Inhibition of human immunodeficiency virus type 1 replication by P‐stereodefined oligo(nucleoside phosphorothioate)s in a long‐term infection model

Oligo(nucleoside phosphorothioate)s (S‐ODNs), if prepared by conventional methods, consist of a mixture of diastereomers by virtue of the asymmetry of the phosphorus atom involved in the internucleotide linkages.
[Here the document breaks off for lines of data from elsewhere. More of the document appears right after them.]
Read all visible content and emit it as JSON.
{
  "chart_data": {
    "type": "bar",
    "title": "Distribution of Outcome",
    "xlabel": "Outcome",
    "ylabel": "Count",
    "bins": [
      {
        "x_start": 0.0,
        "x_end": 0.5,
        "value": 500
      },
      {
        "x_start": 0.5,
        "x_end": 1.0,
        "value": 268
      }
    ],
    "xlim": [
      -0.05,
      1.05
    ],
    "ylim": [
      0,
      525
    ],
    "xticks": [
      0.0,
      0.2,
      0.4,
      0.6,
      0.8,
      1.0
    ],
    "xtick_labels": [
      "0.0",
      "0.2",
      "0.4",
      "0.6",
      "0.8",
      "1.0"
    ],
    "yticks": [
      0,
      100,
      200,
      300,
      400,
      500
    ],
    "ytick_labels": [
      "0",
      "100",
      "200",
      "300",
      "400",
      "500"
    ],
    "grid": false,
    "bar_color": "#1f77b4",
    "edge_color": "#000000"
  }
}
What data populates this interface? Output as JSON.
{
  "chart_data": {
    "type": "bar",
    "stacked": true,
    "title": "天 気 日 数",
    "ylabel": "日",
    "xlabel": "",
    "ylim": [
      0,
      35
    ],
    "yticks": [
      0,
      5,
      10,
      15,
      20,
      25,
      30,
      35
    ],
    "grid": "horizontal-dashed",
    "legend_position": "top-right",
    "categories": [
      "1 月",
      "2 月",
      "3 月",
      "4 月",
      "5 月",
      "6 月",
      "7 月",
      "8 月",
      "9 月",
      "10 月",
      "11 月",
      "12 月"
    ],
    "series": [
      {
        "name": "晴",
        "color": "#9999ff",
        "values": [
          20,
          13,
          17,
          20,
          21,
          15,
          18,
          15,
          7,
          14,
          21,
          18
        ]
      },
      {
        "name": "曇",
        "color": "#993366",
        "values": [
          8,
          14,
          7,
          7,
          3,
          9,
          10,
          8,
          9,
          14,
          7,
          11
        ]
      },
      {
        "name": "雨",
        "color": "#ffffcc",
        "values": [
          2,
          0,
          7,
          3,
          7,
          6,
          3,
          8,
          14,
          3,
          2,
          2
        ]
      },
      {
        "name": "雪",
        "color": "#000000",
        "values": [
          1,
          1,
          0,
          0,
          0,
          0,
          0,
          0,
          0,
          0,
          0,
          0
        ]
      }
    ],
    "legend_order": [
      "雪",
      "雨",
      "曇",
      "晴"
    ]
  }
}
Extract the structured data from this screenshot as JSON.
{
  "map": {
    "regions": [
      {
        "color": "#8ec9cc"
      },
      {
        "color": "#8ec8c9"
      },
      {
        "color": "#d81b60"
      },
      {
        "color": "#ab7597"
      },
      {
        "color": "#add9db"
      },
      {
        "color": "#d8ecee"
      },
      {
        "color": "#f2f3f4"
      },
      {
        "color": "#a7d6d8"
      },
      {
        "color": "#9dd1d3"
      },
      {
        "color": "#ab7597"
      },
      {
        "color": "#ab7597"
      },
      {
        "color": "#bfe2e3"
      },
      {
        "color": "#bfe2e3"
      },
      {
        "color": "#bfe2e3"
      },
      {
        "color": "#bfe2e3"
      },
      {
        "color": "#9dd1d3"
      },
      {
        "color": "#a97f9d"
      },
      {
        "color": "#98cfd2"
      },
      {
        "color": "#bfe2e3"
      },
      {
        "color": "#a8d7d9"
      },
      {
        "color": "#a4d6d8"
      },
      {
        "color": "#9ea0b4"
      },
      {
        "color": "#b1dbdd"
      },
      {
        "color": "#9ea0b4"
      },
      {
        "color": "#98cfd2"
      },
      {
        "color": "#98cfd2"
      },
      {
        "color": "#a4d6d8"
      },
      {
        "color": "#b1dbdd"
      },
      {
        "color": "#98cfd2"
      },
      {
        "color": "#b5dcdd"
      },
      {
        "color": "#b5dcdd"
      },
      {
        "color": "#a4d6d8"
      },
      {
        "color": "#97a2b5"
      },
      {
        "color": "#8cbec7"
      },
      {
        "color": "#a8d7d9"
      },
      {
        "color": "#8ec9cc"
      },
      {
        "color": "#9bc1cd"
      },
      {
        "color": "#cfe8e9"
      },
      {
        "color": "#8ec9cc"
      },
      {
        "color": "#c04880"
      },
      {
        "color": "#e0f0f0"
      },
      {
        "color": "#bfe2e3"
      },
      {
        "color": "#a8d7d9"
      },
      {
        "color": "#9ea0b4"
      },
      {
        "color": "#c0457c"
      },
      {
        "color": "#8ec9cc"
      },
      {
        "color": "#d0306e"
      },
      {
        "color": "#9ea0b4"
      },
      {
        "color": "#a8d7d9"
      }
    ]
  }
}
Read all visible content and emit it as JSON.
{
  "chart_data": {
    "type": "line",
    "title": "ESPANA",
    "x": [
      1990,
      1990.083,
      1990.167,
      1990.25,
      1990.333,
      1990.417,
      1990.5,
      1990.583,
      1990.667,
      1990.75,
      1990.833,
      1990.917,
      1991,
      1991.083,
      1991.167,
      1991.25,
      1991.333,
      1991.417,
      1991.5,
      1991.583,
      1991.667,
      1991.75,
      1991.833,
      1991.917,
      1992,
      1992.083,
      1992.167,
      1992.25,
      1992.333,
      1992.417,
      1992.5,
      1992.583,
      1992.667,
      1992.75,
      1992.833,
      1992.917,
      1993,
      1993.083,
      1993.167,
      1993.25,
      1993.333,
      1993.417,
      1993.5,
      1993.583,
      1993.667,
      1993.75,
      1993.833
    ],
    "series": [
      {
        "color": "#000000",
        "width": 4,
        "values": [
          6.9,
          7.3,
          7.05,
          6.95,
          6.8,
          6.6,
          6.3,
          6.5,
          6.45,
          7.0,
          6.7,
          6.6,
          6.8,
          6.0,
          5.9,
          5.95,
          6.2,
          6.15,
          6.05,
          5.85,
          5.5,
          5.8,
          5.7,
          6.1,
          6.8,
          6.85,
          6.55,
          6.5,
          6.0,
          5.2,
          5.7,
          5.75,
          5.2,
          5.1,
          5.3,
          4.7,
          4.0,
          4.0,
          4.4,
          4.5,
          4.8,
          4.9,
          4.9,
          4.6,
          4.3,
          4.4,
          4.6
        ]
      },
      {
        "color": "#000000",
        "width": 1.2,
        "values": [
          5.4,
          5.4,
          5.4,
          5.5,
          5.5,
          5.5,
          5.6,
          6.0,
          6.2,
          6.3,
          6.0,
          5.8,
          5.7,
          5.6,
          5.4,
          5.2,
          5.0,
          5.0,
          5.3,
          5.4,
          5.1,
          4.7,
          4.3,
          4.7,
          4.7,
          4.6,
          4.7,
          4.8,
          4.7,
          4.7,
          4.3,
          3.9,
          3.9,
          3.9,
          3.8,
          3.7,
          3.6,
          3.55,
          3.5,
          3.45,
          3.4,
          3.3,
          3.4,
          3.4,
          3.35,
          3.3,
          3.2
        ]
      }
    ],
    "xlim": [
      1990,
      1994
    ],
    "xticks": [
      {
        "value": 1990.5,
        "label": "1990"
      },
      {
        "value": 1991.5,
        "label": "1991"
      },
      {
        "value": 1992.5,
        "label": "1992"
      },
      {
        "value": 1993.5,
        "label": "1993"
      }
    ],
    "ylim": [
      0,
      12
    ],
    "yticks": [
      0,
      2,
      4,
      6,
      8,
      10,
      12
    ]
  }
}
This may affect the stability of the complexes formed between S‐ODNs and complementary oligoribonucleotides, which is commonly accepted as the most important factor in determining the efficacy of an antisense approach. Using HIV‐1‐infected MOLT‐4 cells via a long‐term culture approach, we studied the influence of the P‐chirality sense of stereodefined 28mer oligo(nucleoside phosphorothioate)s, [All‐Rp]‐S‐ODN‐ gag ‐28‐AUG and [All‐Sp]‐S‐ODN‐ gag ‐28‐AUG, complementary to the sequence starting at the AUG initiation codon of the gag mRNA of HIV‐1, upon the anti‐HIV‐1 activity. The [All‐Sp]‐S‐ODN‐ gag ‐28‐AUG at a low concentration of 0.5 μM can completely suppress HIV‐1 gag p24 antigen expression in HIV‐1‐infected MOLT‐4 clone 8 cells for 32 days. Cells treated with [All‐Rp]‐S‐ODN‐ gag ‐28‐AUG (0.5 μM) showed a high level of the antigen expression at day 16. Furthermore, satisfactory suppression could not be achieved from a random [Mix]‐S‐ODN‐ gag ‐28‐AUG, consisting of a diastereomeric mixture of the oligonucleotides. Our results suggest that chemotherapy based upon the use of stereodefined antisense [All‐Sp] S‐ODN may be a more effective method for reducing the viral burden in HIV‐1‐infected individuals.